In recent years, Japanese researchers have been experimenting further with the application of these origami techniques to space development. One such application is the space yacht, which is powered by sunlight rather than fuel. Just as a yacht on Earth is propelled by the wind in its sails, the space yacht is propelled by the pressure from photons* emitted from the sun (solar light pressure) on a large, square and thin membrane called a solar sail. The space yacht is a dream come true as it requires neither engine nor fuel, making it ideal for interplanetary exploration and navigation. To demonstrate this spacecraft technology, in May 2010 the Japan Aerospace Exploration Agency (JAXA) launched the world’s first small solar power sail demonstrator IKAROS which used origami techniques for the stowage and deployment of the solar sail.

IKAROS has a square sail approximately 14 meters long on each side and an ultra-thin membrane of 7.5 microns, around 13 times thinner than a human hair (measuring around 100 microns). It is propelled by solar pressure on its sail, and also generates electricity from a thin film of solar cells attached to part of the sail. During the launch, the large, thin solar sail is folded and stowed by wrapping around the cylindrical body. The satellite body is then rotated in space, with the centrifugal force generated by the rotation stretching the sail until it reaches full expansion. This is a proprietary technology developed by JAXA. After that, the main body continues to rotate to keep the sail fully expanded.

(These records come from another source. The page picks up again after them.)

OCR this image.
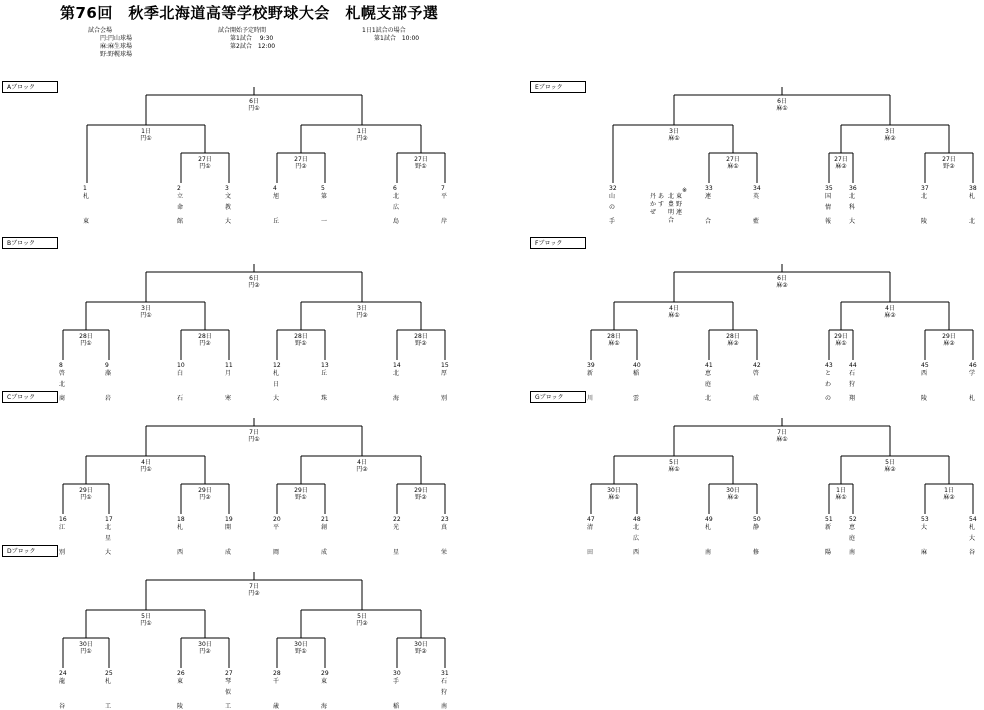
第76回　秋季北海道高等学校野球大会　札幌支部予選
試合会場
円:円山球場
麻:麻生球場
野:野幌球場
試合開始予定時間
第1試合　 9:30
第2試合　12:00
1日1試合の場合
第1試合　10:00
Aブロック
6日
円①
1日
円①
1日
円②
27日
円①
27日
円②
27日
野①
1
札
東
2
立
命
館
3
文
教
大
4
旭
丘
5
第
一
6
北
広
島
7
平
岸
Bブロック
6日
円②
3日
円①
3日
円②
28日
円①
28日
円②
28日
野①
28日
野②
8
啓
北
商
9
藻
岩
10
白
石
11
月
寒
12
札
日
大
13
丘
珠
14
北
海
15
厚
別
Cブロック
7日
円①
4日
円①
4日
円②
29日
円①
29日
円②
29日
野①
29日
野②
16
江
別
17
北
星
大
18
札
西
19
開
成
20
平
岡
21
創
成
22
光
星
23
真
栄
Dブロック
7日
円②
5日
円①
5日
円②
30日
円①
30日
円②
30日
野①
30日
野②
24
龍
谷
25
札
工
26
東
陵
27
琴
似
工
28
千
歳
29
東
海
30
手
稲
31
石
狩
南
Eブロック
6日
麻①
3日
麻①
3日
麻②
27日
麻①
27日
麻②
27日
野②
32
山
の
手
33
連
合
34
英
藍
35
国
情
報
36
北
科
大
37
北
陵
38
札
北
※
東
野
連
北
豊
明
合
あ
す
丹
か
ぜ
Fブロック
6日
麻②
4日
麻①
4日
麻②
28日
麻①
28日
麻②
29日
麻①
29日
麻②
39
新
川
40
稲
雲
41
恵
庭
北
42
啓
成
43
と
わ
の
44
石
狩
翔
45
西
陵
46
学
札
Gブロック
7日
麻①
5日
麻①
5日
麻②
30日
麻①
30日
麻②
1日
麻①
1日
麻②
47
清
田
48
北
広
西
49
札
南
50
静
修
51
新
陽
52
恵
庭
南
53
大
麻
54
札
大
谷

“The most challenging aspect of the IKAROS mission was the initial sail deployment. It was thrilling to see the 14-meter square solar sail beautifully unfurled, reflecting sunlight and shining in the jet-black space,” says Mori Osamu, Assistant Professor at JAXA’s Institute of Space and Astronautical Science and leader of the IKAROS project.

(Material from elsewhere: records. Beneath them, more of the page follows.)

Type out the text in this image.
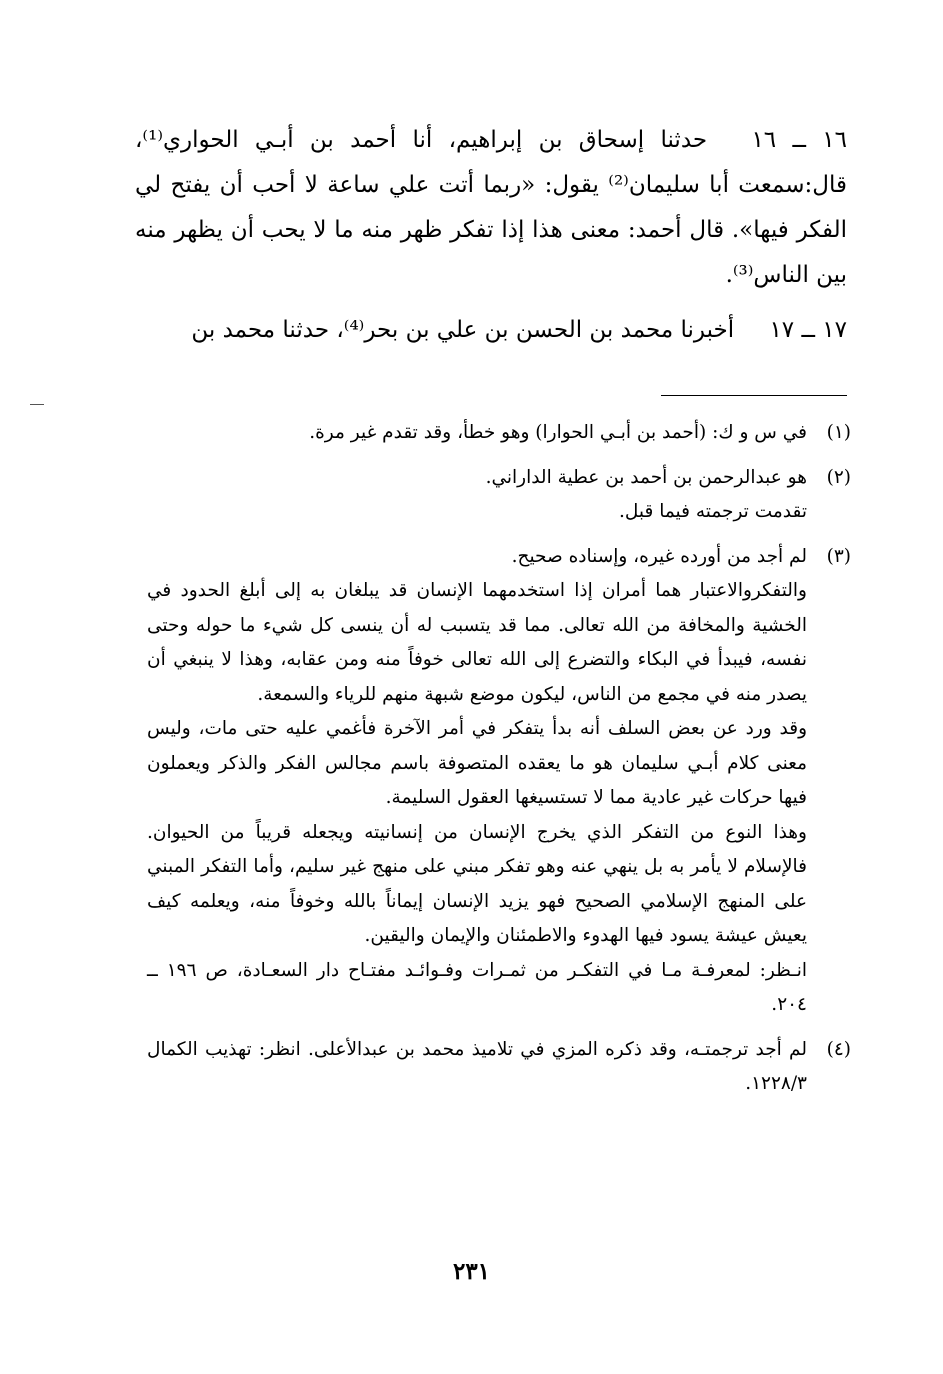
١٦ ــ ١٦ حدثنا إسحاق بن إبراهيم، أنا أحمد بن أبـي الحواري⁽¹⁾، قال:سمعت أبا سليمان⁽²⁾ يقول: «ربما أتت علي ساعة لا أحب أن يفتح لي الفكر فيها». قال أحمد: معنى هذا إذا تفكر ظهر منه ما لا يحب أن يظهر منه بين الناس⁽³⁾.

١٧ ــ ١٧ أخبرنا محمد بن الحسن بن علي بن بحر⁽⁴⁾، حدثنا محمد بن

(١)

في س و ك: (أحمد بن أبـي الحوارا) وهو خطأ، وقد تقدم غير مرة.

(٢)

هو عبدالرحمن بن أحمد بن عطية الداراني.

تقدمت ترجمته فيما قبل.

(٣)

لم أجد من أورده غيره، وإسناده صحيح.

والتفكروالاعتبار هما أمران إذا استخدمهما الإنسان قد يبلغان به إلى أبلغ الحدود في الخشية والمخافة من الله تعالى. مما قد يتسبب له أن ينسى كل شيء ما حوله وحتى نفسه، فيبدأ في البكاء والتضرع إلى الله تعالى خوفاً منه ومن عقابه، وهذا لا ينبغي أن يصدر منه في مجمع من الناس، ليكون موضع شبهة منهم للرياء والسمعة.

وقد ورد عن بعض السلف أنه بدأ يتفكر في أمر الآخرة فأغمي عليه حتى مات، وليس معنى كلام أبـي سليمان هو ما يعقده المتصوفة باسم مجالس الفكر والذكر ويعملون فيها حركات غير عادية مما لا تستسيغها العقول السليمة.

وهذا النوع من التفكر الذي يخرج الإنسان من إنسانيته ويجعله قريباً من الحيوان. فالإسلام لا يأمر به بل ينهي عنه وهو تفكر مبني على منهج غير سليم، وأما التفكر المبني على المنهج الإسلامي الصحيح فهو يزيد الإنسان إيماناً بالله وخوفاً منه، ويعلمه كيف يعيش عيشة يسود فيها الهدوء والاطمئنان والإيمان واليقين.

انـظر: لمعرفـة مـا في التفكـر من ثمـرات وفـوائـد مفتـاح دار السعـادة، ص ١٩٦ ــ ٢٠٤.

(٤)

لم أجد ترجمتـه، وقد ذكره المزي في تلاميذ محمد بن عبدالأعلى. انظر: تهذيب الكمال ١٢٢٨/٣.

٢٣١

While developing the IKAROS sail, the project team tried out various folding methods for themselves using paper. Having been exposed to origami in Japan since their childhood, the idea of doing it this way came naturally to them. Rather than beginning with an idea imagined in their minds, the team used origami as a way of thinking with their hands. Later, they repeatedly experimented with the deployment of the sail using a massive piece of paper that was closer to the size of an actual solar sail in order to determine the optimal folding method. Having shared their envisaged ideas in advance, when it came to folding up the actual IKAROS sail the team members were able to work together with care and precision. Mori says that without this accumulation of experience and expertise inspired by the culture of origami, IKAROS would not have been successful.

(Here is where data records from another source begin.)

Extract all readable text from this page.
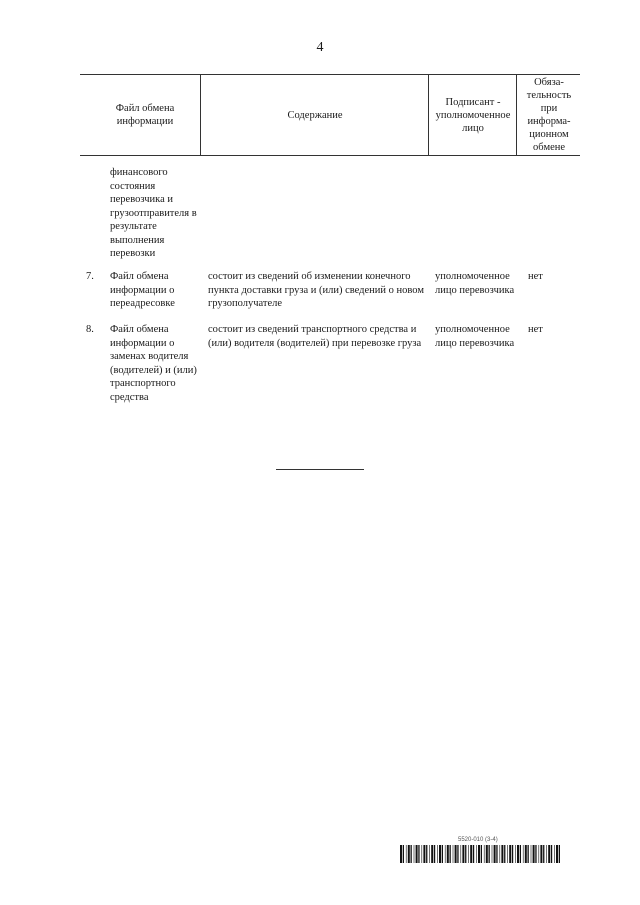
4
Файл обмена информации
Содержание
Подписант - уполномоченное лицо
Обяза-тельность при информа-ционном обмене
финансового состояния перевозчика и грузоотправителя в результате выполнения перевозки
7. Файл обмена информации о переадресовке
состоит из сведений об изменении конечного пункта доставки груза и (или) сведений о новом грузополучателе
уполномоченное лицо перевозчика
нет
8. Файл обмена информации о заменах водителя (водителей) и (или) транспортного средства
состоит из сведений транспортного средства и (или) водителя (водителей) при перевозке груза
уполномоченное лицо перевозчика
нет
5520-010 (3-4)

“The technology we developed to fold the thin membrane of the sail compactly then unfurl it in space has the potential to dramatically change space development. In fact, I’ve heard that even NASA is directing its attention to the application of origami techniques,” says Mori proudly.

In the future, it is planned to apply the technology used successfully in IKAROS to thin-film solar panels for small satellites. Further, investigation is currently underway for the development of OKEANOS, a solar sail spacecraft even larger than IKAROS having a giant 40-meter square thin-membrane sail. The traditional Japanese technique of origami is expected to play a significant role in the future development of outer space.


Deployment of a solar sail
1 After separating from the launch rocket, four weights attached to the corners of the square sail are released simultaneously.
2 The struts holding down the wrapped sail slide little by little, and the sail is gradually pulled out by centrifugal force. When fully extended, the sail forms a cross shape.
3 When the struts are flattened down, the folded sail is released and expands quickly due to centrifugal force.
4 The sail retains its expanded square shape by maintaining the rotation after deployment.
Photos: Courtesy of JAXA

* A photon is a quantum (the smallest amount of many forms of energy) of electromagnetic radiation.